I would never use the word ‘balance’ to describe it… Like, it’s an everyday thing for me even now where my situation is completely different from when I was 29 going on 30, about to get married. It’s still the same sort of, ‘how can I squeeze in the work I know I need to do in order to be happy?’ At the time I hated waiting tables more than anything. And I just kept going back to it. When I eventually did just quit and just walked away from waiting tables, even looking back there was no point where I was like, why didn’t I do it then? There was no place for me to do it. I mean, my dad was a maintenance guy; my mom was a waitress. That’s what I knew. You went to work. Making films was never going to be work. I didn’t understand how guys went from one job to another like gigging, whatever you want to call it. That didn’t make any sense to me and every time I tried I failed, wound up getting business cards printed up for making wedding videos. Which I did do a handful of and they’re great. Some of my best work! (laughs)

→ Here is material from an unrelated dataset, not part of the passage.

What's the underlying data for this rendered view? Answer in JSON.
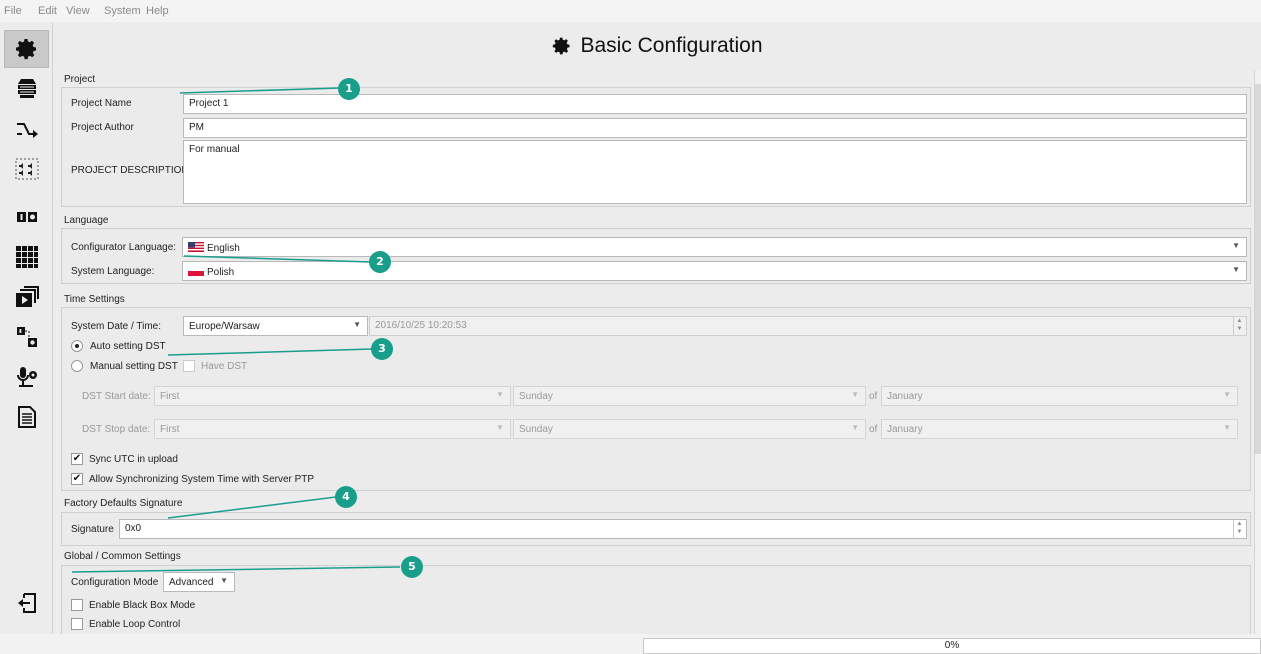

So when I looked at the characters, and the people they were inspired by, I was like, let’s just get them in their routine, and it turned into my version of a straight-up love story. It turned into my version of a boy-meets-girl love story. And it was about internet dating as it existed at the time. But I didn’t want to make a movie about internet dating. There’s one computer. There’s one shot of Ron on the computer. You deduce it from there. And it was always these three dates, and it was just for whatever reason these two people wanted to go on a second one. I guess this is why it’s my version of boy-meets-girl because as soon as they start talking and getting along we cut to two people who seem to be getting along, too, but one’s trying to sell the other a house. That’s my perspective on things. It’s all words, but there’s something else going on. I think Dave’s photography, again, lends itself to communicating that very quietly.